SPA Implicit Grant: Suppress Consent Page

We have a hybrid app that will be deployed to mobile and as a web app. For native we plan to do the PKCE (via the new cordova plugin). For web we planned on doing the implicit grant.

Upon implementing I found out the implicit grant shows a nasty consent page after login. We own the data and the app here (no 3rd party). Asking the user to give consent is pretty strange in our world.

We want to do the SPA authentication properly, which I thought involved the implicit grant. Is this accurate? If so, can we do that and somehow suppress the consent page?

We want to do the SPA authentication properly, which I thought involved the implicit grant. Is this accurate?

Yes, that’s correct. The Implicit Grant is suitable for SPAs.

If so, can we do that and somehow suppress the consent page?

Please have a look at this answer: How do I skip the consent page for my API Authorization flow?

Thanks @fady ! So is it accurate to say I need to:

  1. Create an API entity (with “allow skipping user consent” set to true)
  2. Use that API as the audience in my authentication request
  3. Make sure I’m not running as localhost

And then I should get what I’m looking for?
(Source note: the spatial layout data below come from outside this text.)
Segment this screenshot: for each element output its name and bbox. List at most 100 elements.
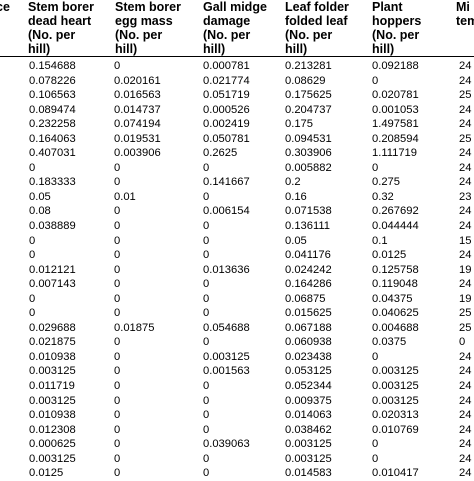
cell-col-min-temp: 25: [459, 307, 472, 320]
cell-plant-hoppers: 0.040625: [372, 307, 419, 320]
cell-stem-borer-dead-heart: 0: [29, 307, 36, 320]
cell-leaf-folder-folded-leaf: 0.2: [285, 176, 301, 189]
cell-leaf-folder-folded-leaf: 0.060938: [285, 336, 332, 349]
cell-stem-borer-egg-mass: 0: [114, 249, 121, 262]
cell-stem-borer-egg-mass: 0: [114, 423, 121, 436]
cell-stem-borer-dead-heart: 0.089474: [29, 103, 76, 116]
cell-stem-borer-dead-heart: 0.164063: [29, 132, 76, 145]
cell-stem-borer-egg-mass: 0: [114, 336, 121, 349]
cell-gall-midge-damage: 0.141667: [203, 176, 250, 189]
cell-stem-borer-egg-mass: 0: [114, 394, 121, 407]
cell-leaf-folder-folded-leaf: 0.136111: [285, 220, 330, 233]
header-gall-midge-damage: Gall midge damage (No. per hill): [203, 0, 267, 56]
cell-gall-midge-damage: 0: [203, 394, 210, 407]
header-line: (No. per: [115, 28, 163, 42]
table-row: 0.089474 0.014737 0.000526 0.204737 0.001053…: [0, 103, 474, 118]
cell-stem-borer-dead-heart: 0.05: [29, 190, 51, 203]
table-row: 0.011719 0 0 0.052344 0.003125 24: [0, 379, 474, 394]
cell-stem-borer-dead-heart: 0.029688: [29, 321, 76, 334]
cell-plant-hoppers: 0.004688: [372, 321, 419, 334]
cell-stem-borer-dead-heart: 0.011719: [29, 380, 75, 393]
cell-stem-borer-egg-mass: 0: [114, 365, 121, 378]
cell-leaf-folder-folded-leaf: 0.071538: [285, 205, 332, 218]
header-line: (No. per: [285, 28, 333, 42]
cell-col-min-temp: 24: [459, 220, 472, 233]
cell-gall-midge-damage: 0: [203, 452, 210, 465]
cell-leaf-folder-folded-leaf: 0.06875: [285, 292, 326, 305]
cell-leaf-folder-folded-leaf: 0.164286: [285, 278, 332, 291]
cell-leaf-folder-folded-leaf: 0.015625: [285, 307, 332, 320]
header-line: hoppers: [372, 14, 422, 28]
cell-col-min-temp: 15: [459, 234, 472, 247]
table-row: 0.164063 0.019531 0.050781 0.094531 0.208594…: [0, 132, 474, 147]
cell-leaf-folder-folded-leaf: 0.003125: [285, 452, 332, 465]
cell-gall-midge-damage: 0: [203, 423, 210, 436]
cell-stem-borer-egg-mass: 0: [114, 60, 121, 72]
cell-plant-hoppers: 0.044444: [372, 220, 419, 233]
cell-stem-borer-dead-heart: 0.012308: [29, 423, 76, 436]
header-stem-borer-egg-mass: Stem borer egg mass (No. per hill): [115, 0, 181, 56]
cell-stem-borer-egg-mass: 0: [114, 234, 121, 247]
header-line: hill): [115, 42, 138, 56]
cell-leaf-folder-folded-leaf: 0.204737: [285, 103, 332, 116]
cell-col-min-temp: 24: [459, 365, 472, 378]
cell-gall-midge-damage: 0: [203, 220, 210, 233]
header-line: Plant: [372, 0, 403, 14]
cell-plant-hoppers: 0.003125: [372, 365, 419, 378]
cell-stem-borer-egg-mass: 0: [114, 176, 121, 189]
table-row: 0.012308 0 0 0.038462 0.010769 24: [0, 423, 474, 438]
header-leaf-folder-folded-leaf: Leaf folder folded leaf (No. per hill): [285, 0, 349, 56]
cell-col-min-temp: 25: [459, 89, 472, 102]
table-row: 0 0 0 0.005882 0 24: [0, 161, 474, 176]
cell-leaf-folder-folded-leaf: 0.08629: [285, 74, 326, 87]
header-line: Stem borer: [115, 0, 181, 14]
cell-plant-hoppers: 0.119048: [372, 278, 418, 291]
cell-col-min-temp: 19: [459, 263, 472, 276]
cell-col-min-temp: 24: [459, 350, 472, 363]
cell-plant-hoppers: 0.010769: [372, 423, 419, 436]
header-line: (No. per: [372, 28, 420, 42]
cell-leaf-folder-folded-leaf: 0.067188: [285, 321, 332, 334]
header-line: (No. per: [203, 28, 251, 42]
cell-col-min-temp: 24: [459, 74, 472, 87]
cell-leaf-folder-folded-leaf: 0.009375: [285, 394, 332, 407]
cell-gall-midge-damage: 0.051719: [203, 89, 250, 102]
cell-leaf-folder-folded-leaf: 0.053125: [285, 365, 332, 378]
cell-stem-borer-dead-heart: 0.000625: [29, 438, 76, 451]
cell-leaf-folder-folded-leaf: 0.175: [285, 118, 313, 131]
cell-stem-borer-dead-heart: 0.106563: [29, 89, 76, 102]
cell-stem-borer-egg-mass: 0: [114, 409, 121, 422]
table-row: 0.010938 0 0.003125 0.023438 0 24: [0, 350, 474, 365]
cell-stem-borer-dead-heart: 0.003125: [29, 452, 76, 465]
header-col-min-temp: Mi tem: [456, 0, 474, 28]
cell-stem-borer-egg-mass: 0: [114, 263, 121, 276]
table-row: 0.154688 0 0.000781 0.213281 0.092188 24: [0, 59, 474, 74]
header-col-partial: ce: [0, 0, 10, 14]
cell-stem-borer-dead-heart: 0.078226: [29, 74, 76, 87]
cell-gall-midge-damage: 0: [203, 467, 210, 480]
cell-stem-borer-egg-mass: 0: [114, 350, 121, 363]
cell-stem-borer-egg-mass: 0.016563: [114, 89, 161, 102]
cell-leaf-folder-folded-leaf: 0.038462: [285, 423, 332, 436]
cell-col-min-temp: 24: [459, 118, 472, 131]
table-row: 0 0 0 0.015625 0.040625 25: [0, 306, 474, 321]
cell-col-min-temp: 24: [459, 60, 472, 72]
table-row: 0 0 0 0.05 0.1 15: [0, 234, 474, 249]
cell-stem-borer-egg-mass: 0: [114, 161, 121, 174]
cell-col-min-temp: 23: [459, 190, 472, 203]
header-line: tem: [456, 14, 474, 28]
cell-gall-midge-damage: 0.013636: [203, 263, 250, 276]
table-row: 0.183333 0 0.141667 0.2 0.275 24: [0, 175, 474, 190]
cell-stem-borer-dead-heart: 0.010938: [29, 350, 76, 363]
table-row: 0.05 0.01 0 0.16 0.32 23: [0, 190, 474, 205]
table-row: 0.407031 0.003906 0.2625 0.303906 1.111719 24: [0, 146, 474, 161]
cell-stem-borer-egg-mass: 0.014737: [114, 103, 161, 116]
cell-stem-borer-egg-mass: 0: [114, 467, 121, 480]
cell-gall-midge-damage: 0.000781: [203, 60, 250, 72]
cell-col-min-temp: 24: [459, 176, 472, 189]
table-row: 0 0 0 0.041176 0.0125 24: [0, 248, 474, 263]
cell-plant-hoppers: 0.020313: [372, 409, 419, 422]
cell-leaf-folder-folded-leaf: 0.052344: [285, 380, 332, 393]
header-plant-hoppers: Plant hoppers (No. per hill): [372, 0, 421, 56]
cell-col-min-temp: 24: [459, 409, 472, 422]
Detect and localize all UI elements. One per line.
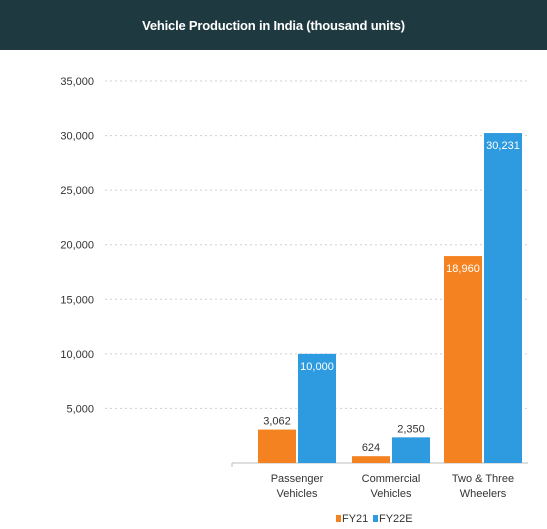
x-category-label: Wheelers [460, 488, 507, 500]
data-label: 624 [362, 442, 380, 454]
x-category-label: Commercial [362, 473, 421, 485]
chart-header: Vehicle Production in India (thousand un… [0, 0, 547, 50]
y-tick-label: 10,000 [60, 349, 94, 361]
y-tick-label: 30,000 [60, 131, 94, 143]
bar-fy21-1 [352, 456, 390, 463]
legend-swatch-fy22e [373, 515, 378, 522]
y-tick-label: 25,000 [60, 185, 94, 197]
bar-fy21-0 [258, 429, 296, 463]
data-label: 18,960 [446, 263, 480, 275]
y-tick-label: 35,000 [60, 76, 94, 88]
legend-label-fy22e: FY22E [379, 513, 413, 525]
y-tick-label: 20,000 [60, 240, 94, 252]
bar-fy22e-1 [392, 437, 430, 463]
data-label: 10,000 [300, 361, 334, 373]
bar-fy22e-0 [298, 353, 336, 463]
bar-fy21-2 [444, 256, 482, 463]
x-category-label: Vehicles [277, 488, 318, 500]
x-category-label: Passenger [271, 473, 324, 485]
x-category-label: Two & Three [452, 473, 514, 485]
legend-swatch-fy21 [336, 515, 341, 522]
legend-label-fy21: FY21 [342, 513, 368, 525]
data-label: 30,231 [486, 140, 520, 152]
y-tick-label: 15,000 [60, 294, 94, 306]
data-label: 2,350 [397, 423, 425, 435]
chart-title: Vehicle Production in India (thousand un… [142, 17, 405, 33]
data-label: 3,062 [263, 416, 291, 428]
bar-fy22e-2 [484, 133, 522, 463]
y-tick-label: 5,000 [66, 403, 94, 415]
x-category-label: Vehicles [371, 488, 412, 500]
Would I still have access to call things like /userinfo with this approach?

And then I should get what I’m looking for?

That’s right! :slight_smile:

Would I still have access to call things like /userinfo with this approach?

Yes you will. Just be sure to include the openid scope.

Hi @fady - quick question on this. Once I switched my audience to my custom Auth0 API I can no longer access the /userinfo endpoint. I do have openid in my scope as you suggested, and I’m using the access token that comes back as my bearer. I get an invalid token response with the detail below.

The access token signature could not be validated. A common cause of this is requesting multiple audiences for an access token signed with HS256, as that signature scheme requires only a single recipient for its security. Please change your API to employ RS256 if you wish to have multiple audiences for your access tokens

Do I need to have multiple URL’s in my audience? I tried to set my API’s signing algorithm to RS256 but that looks to be disabled. My token request is below

POST /oauth/token HTTP/1.1
Host: atsinc.auth0.com
Content-Type: application/json
Accept: */*

{"realm":"Username-Password-Authentication","audience":"https://my.api.here","client_id":"my_clientid","scope":"openid profile last_password_reset","grant_type":"http://auth0.com/oauth/grant-type/password-realm","username":"my_user","password":"my_pw"}

Hi @fady - One more update on this. I updated my client and created a new API that are both RS256. Seems like this gets past the error above, but still results in below when trying to hit /userinfo with these OIDC conforming access tokens. Do I somehow need to have 2 audiences in the token request? One for my backend API and one for /userinfo?

{"error":"unauthorized","error_description":"invalid credentials"}

Nevermind! This config had an error in the scope, using commas in place of spaces for delimiters.

Summary: this works as long as the API is set up with RS256 signing (my client has the same).